Еще больше тумана напустили римские летописцы, которые весьма приблизительно ориентировались в собственной древней истории. Все мы порой, как Марк Твен в забитом туристами Ватикане, предпочитаем копии оригиналу. Так же и античные классики создавали труды, просто подновляя старые сказки. Именно они взвалили на Клеопатру чужие пороки. Историю все время требовалось переписывать и придавать ей все больше лоска, не заботясь о точности. В античных текстах злодеи всегда одеваются в особенно вульгарный пурпурный, едят слишком много жареных павлинов, умащивают тела редкими дорогими маслами, растворяют в кислоте жемчуг. Будь ты мятежной царицей или безжалостным пиратом, судить тебя все равно будут за «гнусную роскошь»[8] [9]. Зло и роскошь считались синонимами, мир переливался пурпуром и золотом. История плотно переплелась с мифом, люди – с богами: это тоже не упрощает нам ситуацию. Клеопатра жила в мире, где можно было запросто поклониться остаткам Орфеевой лиры или увидеть скорлупу яйца, из которого вылупилась дочь Зевса (это случилось в Спарте).

История не просто пишется потомками: она пишется еще и для потомков. Авторы самых надежных из наших источников никогда не видели Клеопатру. Плутарх родился через семьдесят шесть лет после ее смерти (он писал в одно время с апостолами Матфеем, Марком, Лукой и Иоанном). Аппиан Александрийский работал спустя еще одно столетие, Дион Кассий – спустя два с лишним. История Клеопатры отличается от истории других женщин тем, что мужчины, которые ее сочиняли, – по разным причинам – преувеличивали ее роль, а не старались задвинуть подальше. Связь с Марком Антонием была самой продолжительной в ее жизни, но связь с его врагом Октавианом Августом поистине сделала ее бессмертной. Август разгромил Антония и Клеопатру и, чтобы усилить сияние своей славы, познакомил Рим, так скажем, с «таблоидной» версией египетской царицы: ненасытной, вероломной, кровожадной, властолюбивой. Он раздул роль Клеопатры до невероятных размеров, чтобы то же самое сталось и с его победой и чтобы вывести из игры своего настоящего врага, бывшего шурина. В итоге мы имеем что-то типа драмы «Жизнь Наполеона» в изложении британца XIX века или эпический боевик «История Америки» глазами Мао Цзэдуна.

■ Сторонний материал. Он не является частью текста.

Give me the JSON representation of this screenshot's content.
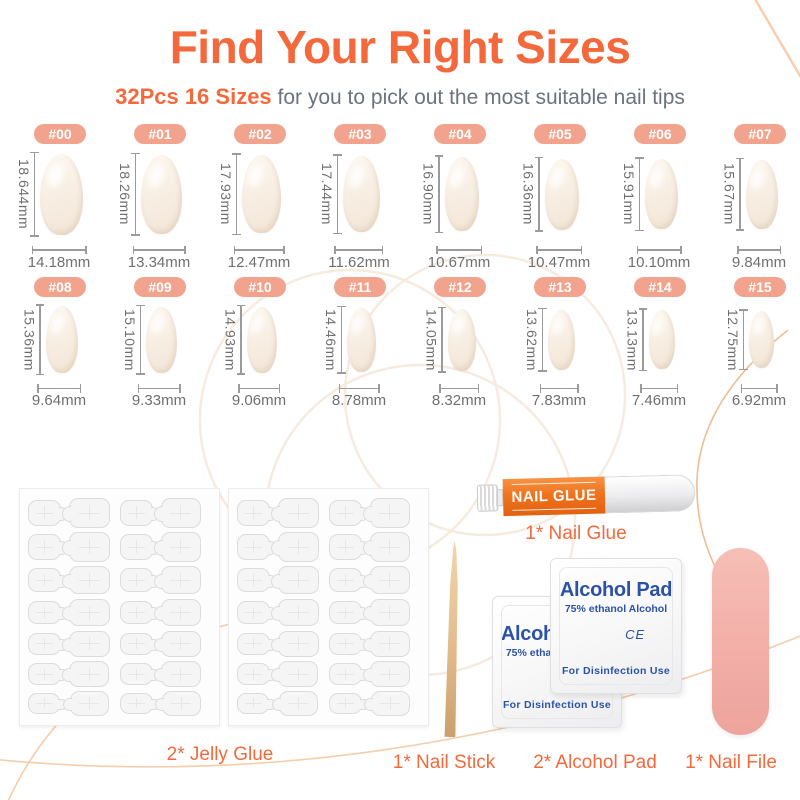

А теперь к творчеству коллектива крайне тенденциозных историков добавьте чрезвычайно обрывочные архивные документы. Ни одного папируса из Александрии не сохранилось. На поверхности земли от этого древнего города не осталось почти ничего. Похоже, самое большее, что у нас есть, – одно-единственное слово, написанное Клеопатрой (в 33 году до н. э. либо она сама, либо ее секретарь подписал царский указ греческим словом «гинесто» – «да будет так»). Античные авторы не опускались до статистики, а иногда и до логики тоже: их записи то и дело противоречат друг другу. Аппиан вольно обращается с деталями, Иосиф Флавий совершенно безнадежен в хронологии. Дион Кассий предпочитал риторику точности фактов. Пробелы настолько часты, что выглядят неслучайными: все это смахивает на заговор молчания. Как иначе объяснить тот факт, что не сохранилось ни одного вызывающего доверие бюста Клеопатры, жившей во времена расцвета изысканной, реалистичной скульптуры? Письма Цицерона начала 44 года до н. э. – когда Цезарь и Клеопатра вместе проводили время в Риме – никогда не публиковались. Самый объемный труд по греческой истории старательно «причесывает» этот бурный период. Трудно сказать, чего нам не хватает больше. Аппиан обещает больше Цезаря и Клеопатры в своих четырех книгах, посвященных истории Египта, – книги не сохранились. Летопись Ливия обрывается за столетие до Клеопатры. О подробных записях ее лечащего врача мы знаем только из упоминаний Плутарха. Испарились хроники Квинта Деллия, а вместе с ними и чувственные письма, которые, по слухам, писала ему царица. Даже Марк Анней Лукан – что особенно раздражает – резко обрывает свою эпическую поэму на том, что Цезарь заперт во дворце Клеопатры в самом начале Александрийской войны. Когда не хватает фактов, в игру вступает миф, вездесущий сорняк истории.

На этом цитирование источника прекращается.